For more than a decade now, Beijing's Mandarins have dreamt of such an acquisition. Spreading China's "soft power" overseas has become a priority this past decade for Beijing, which has spent billions of dollars in acquiring lavish offices for its state media outlets Xinhua and China Central Television (CCTV) in New York, setting up CCTV America and establishing hundreds of Confucius Institutes in foreign universities.
Yet Beijing's officials have lamented that even as China's dollars are buying up everything from luxury hotels in New York to stakes in London's biggest water companies, Chinese investors have been unable to command political influence, as the People's Daily article suggested this week. While there have been no suggestions that a Chinese entity bid for the FT, recent notable attempts to acquire struggling magazine Newsweek as well as an eccentric billionaire's public attempts to buy a stake in the New York Times fizzled out right at the start. The billionaire, Chen Guangbiao, couldn't even get an appointment at the NYT, according to reports at the time.
Part of the problem, of course, is the Chinese government's control and influence of media companies, which will certainly spook any foreign company. While there are reasonable expectations that Nikkei - itself a more than 100-year-old reputed media company, and one that is private - will allow the FT to maintain its independence, it is hard to imagine a Chinese media enterprise functioning the same way, given the Communist Party's penchant for exercising strict control over what the media in China can and cannot report.
This is not lost on Beijing's planners, who see China's soft power efforts as being stymied by the heavy hand of the government in promoting such initiatives. "The habitual reliance on government planning and financing, and the one-side pursuit of larger scales, instant [impact] and sensational effects, all with a surfeit of public money and a thick government tint - even leads to greater suspicion and resentment," remarked Zhou Hong, the director of the Cultural Division of the Overseas Chinese Affairs Office of the State Council or Cabinet, which plays a key role in such efforts, in an article in the People's Daily earlier this year, which was translated by the China Media Project.

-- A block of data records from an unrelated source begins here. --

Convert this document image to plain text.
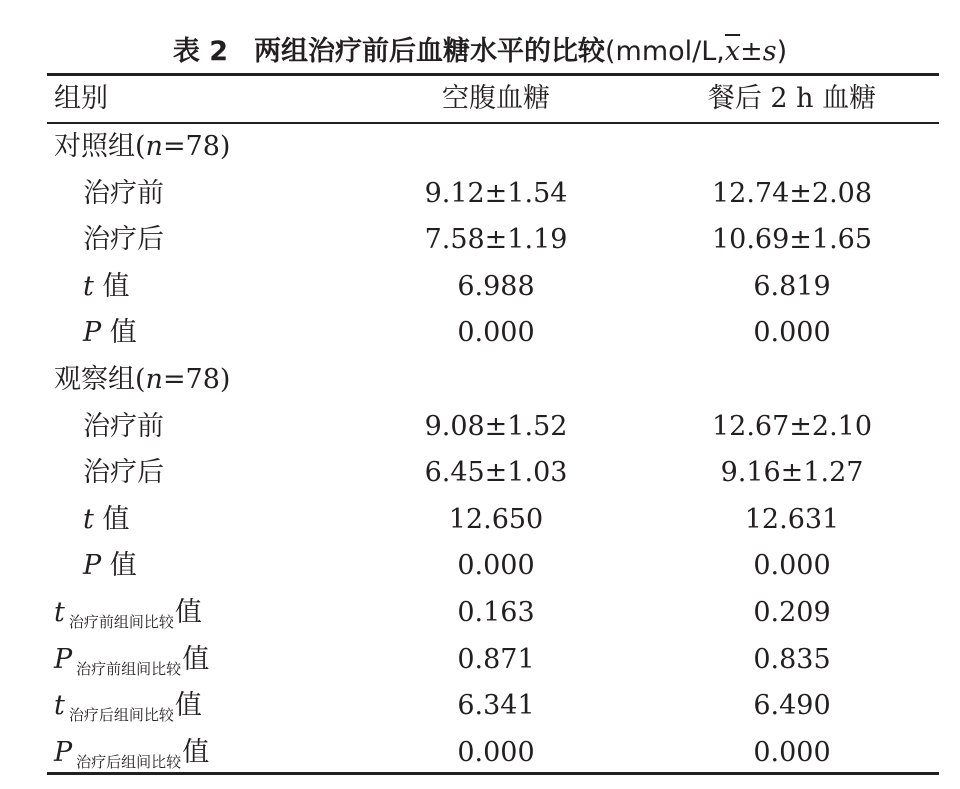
表 2 两组治疗前后血糖水平的比较$(mmol/L,\overline{x}\pm s)$
组别	空腹血糖	餐后 2 h 血糖
对照组(n=78)
治疗前	9.12±1.54	12.74±2.08
治疗后	7.58±1.19	10.69±1.65
t 值	6.988	6.819
P 值	0.000	0.000
观察组(n=78)
治疗前	9.08±1.52	12.67±2.10
治疗后	6.45±1.03	9.16±1.27
t 值	12.650	12.631
P 值	0.000	0.000
t $_{治疗前组间比较}$值	0.163	0.209
P $_{治疗前组间比较}$值	0.871	0.835
t $_{治疗后组间比较}$值	6.341	6.490
P $_{治疗后组间比较}$值	0.000	0.000
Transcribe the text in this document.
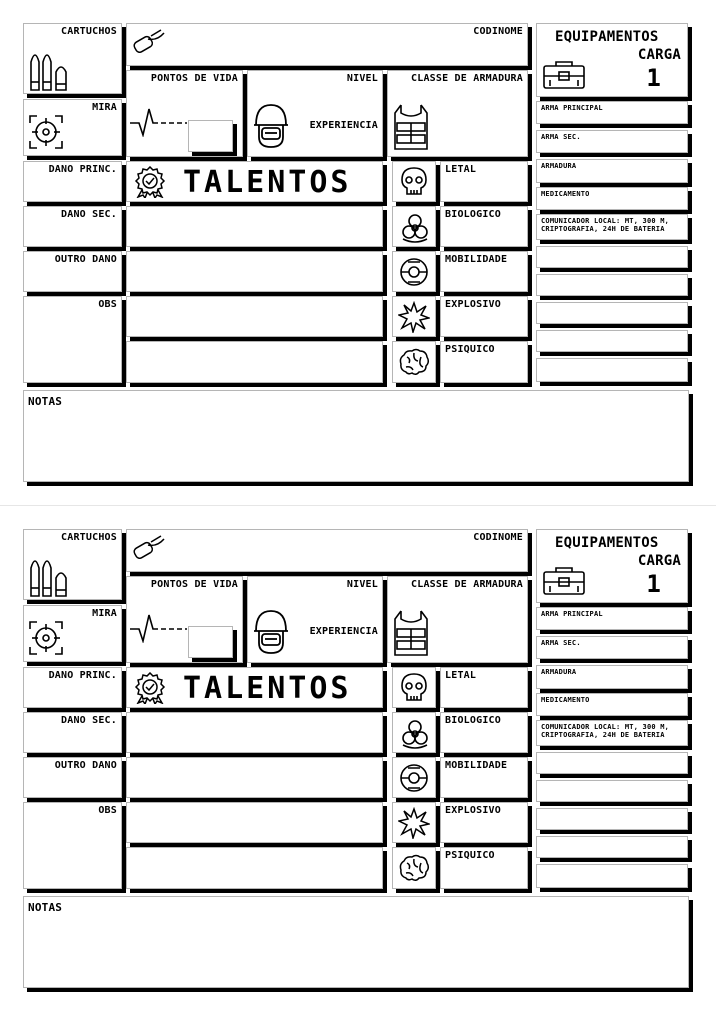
CARTUCHOS
MIRA
CODINOME
PONTOS DE VIDA	NIVEL
EXPERIENCIA
CLASSE DE ARMADURA
TALENTOS
DANO PRINC.
DANO SEC.
OUTRO DANO
OBS
LETAL
BIOLOGICO
MOBILIDADE
EXPLOSIVO
PSIQUICO
EQUIPAMENTOS
CARGA
1
ARMA PRINCIPAL
ARMA SEC.
ARMADURA
MEDICAMENTO
COMUNICADOR LOCAL: MT, 300 M, CRIPTOGRAFIA, 24H DE BATERIA
NOTAS
CARTUCHOS
MIRA
CODINOME
PONTOS DE VIDA	NIVEL
EXPERIENCIA
CLASSE DE ARMADURA
TALENTOS
DANO PRINC.
DANO SEC.
OUTRO DANO
OBS
LETAL
BIOLOGICO
MOBILIDADE
EXPLOSIVO
PSIQUICO
EQUIPAMENTOS
CARGA
1
ARMA PRINCIPAL
ARMA SEC.
ARMADURA
MEDICAMENTO
COMUNICADOR LOCAL: MT, 300 M, CRIPTOGRAFIA, 24H DE BATERIA
NOTAS
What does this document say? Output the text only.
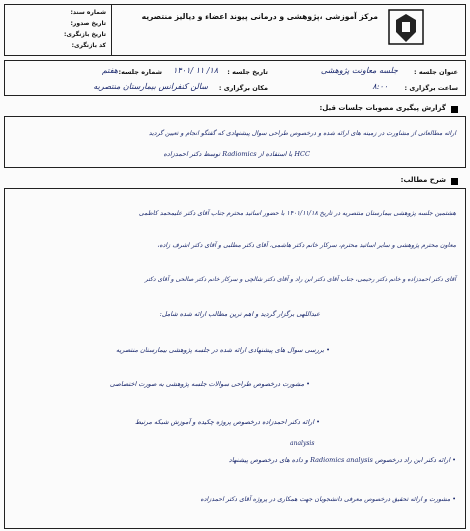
مرکز آموزشی ،پژوهشی و درمانی پیوند اعضاء و دیالیز منتصریه
شماره سند:
تاریخ صدور:
تاریخ بازنگری:
کد بازنگری:
عنوان جلسه :
جلسه معاونت پژوهشی
تاریخ جلسه :
۱۴۰۱/ ۱۱ /۱۸
شماره جلسه:
هفتم
ساعت برگزاری :
۸:۰۰
مکان برگزاری :
سالن کنفرانس بیمارستان منتصریه
گزارش پیگیری مصوبات جلسات قبل:
ارائه مطالعاتی از مشاورت در زمینه های ارائه شده و درخصوص طراحی سوال پیشنهادی که گفتگو انجام و تعیین گردید
HCC با استفاده از Radiomics توسط دکتر احمدزاده
شرح مطالب:
هشتمین جلسه پژوهشی بیمارستان منتصریه در تاریخ ۱۴۰۱/۱۱/۱۸ با حضور اساتید محترم جناب آقای دکتر علیمحمد کاظمی
معاون محترم پژوهشی و سایر اساتید محترم، سرکار خانم دکتر هاشمی، آقای دکتر مطلبی و آقای دکتر اشرف زاده،
آقای دکتر احمدزاده و خانم دکتر رحیمی، جناب آقای دکتر ابن راد و آقای دکتر شالچی و سرکار خانم دکتر صالحی و آقای دکتر
عبداللهی برگزار گردید و اهم ترین مطالب ارائه شده شامل:
• بررسی سوال های پیشنهادی ارائه شده در جلسه پژوهشی بیمارستان منتصریه
• مشورت درخصوص طراحی سوالات جلسه پژوهشی به صورت اختصاصی
• ارائه دکتر احمدزاده درخصوص پروژه چکیده و آموزش شبکه مرتبط
analysis
• ارائه دکتر ابن راد درخصوص Radiomics analysis و داده های درخصوص پیشنهاد
• مشورت و ارائه تحقیق درخصوص معرفی دانشجویان جهت همکاری در پروژه آقای دکتر احمدزاده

There were, hence, many sighs in Beijing on Friday when news broke of the FT going to a company not just anywhere but in Japan - an Asian rival and China's historical adversary. One official told by a Chinese journalist reacted "with shock and disappointment, uttering 'no way, no way'". A friend of mine who works for a state media organisation in Beijing had a similar reaction. "Just unbelievable," he said, shaking his head.